O Sporting reforçou a sua candidatura ao título e o FC Porto abdicou da candidatura ao título – foi a primeira conclusão da semana.
As imagens da SAD portista, com Pinto da Costa à cabeça das hostes, no túnel do Dragão fazem prova do fim de um regime – foi a segunda conclusão da semana.
Precipitaram-se, na minha opinião, os analistas.
É certo que o desaire com o Estoril promoveu uma troca de lugares no topo da tabela. O Sporting subiu para o segundo posto e o FC Porto desceu para o terceiro posto. Mas como pode ser o Sporting (em festa) mais candidato do que o FC Porto (destroçado) quando ainda faltam tantas jornadas e sendo a distância que os separa do líder quase igual? 

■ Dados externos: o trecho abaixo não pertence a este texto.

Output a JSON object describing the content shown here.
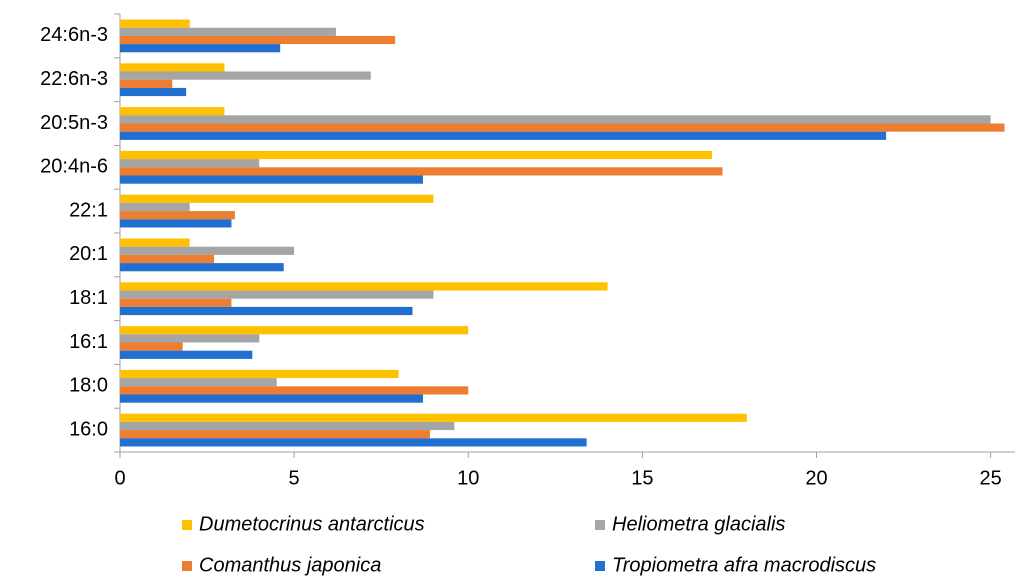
{
  "chart_data": {
    "type": "barh",
    "categories": [
      "16:0",
      "18:0",
      "16:1",
      "18:1",
      "20:1",
      "22:1",
      "20:4n-6",
      "20:5n-3",
      "22:6n-3",
      "24:6n-3"
    ],
    "series": [
      {
        "name": "Dumetocrinus antarcticus",
        "color": "#ffc000",
        "values": [
          18.0,
          8.0,
          10.0,
          14.0,
          2.0,
          9.0,
          17.0,
          3.0,
          3.0,
          2.0
        ]
      },
      {
        "name": "Heliometra glacialis",
        "color": "#a5a5a5",
        "values": [
          9.6,
          4.5,
          4.0,
          9.0,
          5.0,
          2.0,
          4.0,
          25.0,
          7.2,
          6.2
        ]
      },
      {
        "name": "Comanthus japonica",
        "color": "#ed7d31",
        "values": [
          8.9,
          10.0,
          1.8,
          3.2,
          2.7,
          3.3,
          17.3,
          25.4,
          1.5,
          7.9
        ]
      },
      {
        "name": "Tropiometra afra macrodiscus",
        "color": "#2170d0",
        "values": [
          13.4,
          8.7,
          3.8,
          8.4,
          4.7,
          3.2,
          8.7,
          22.0,
          1.9,
          4.6
        ]
      }
    ],
    "xlim": [
      0,
      25.7
    ],
    "xticks": [
      0,
      5,
      10,
      15,
      20,
      25
    ],
    "grid": false
  }
}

E sabendo-se que o actual líder se especializou nas duas anteriores edições da prova em desperdiçar infantilmente vantagens de monta.
Por que razão, política ou administrativa, são intransponíveis os 7 pontos de atraso do FC Porto para o Benfica e são transponíveis os 6 pontos que separam o Sporting do Benfica? E são 6 pontos visto que o Benfica e Sporting já jogaram duas vezes e em caso de igualdade pontual à última jornada o desempate favorece os da Luz que empataram em Alvalade e ganharam na recepção ao rival.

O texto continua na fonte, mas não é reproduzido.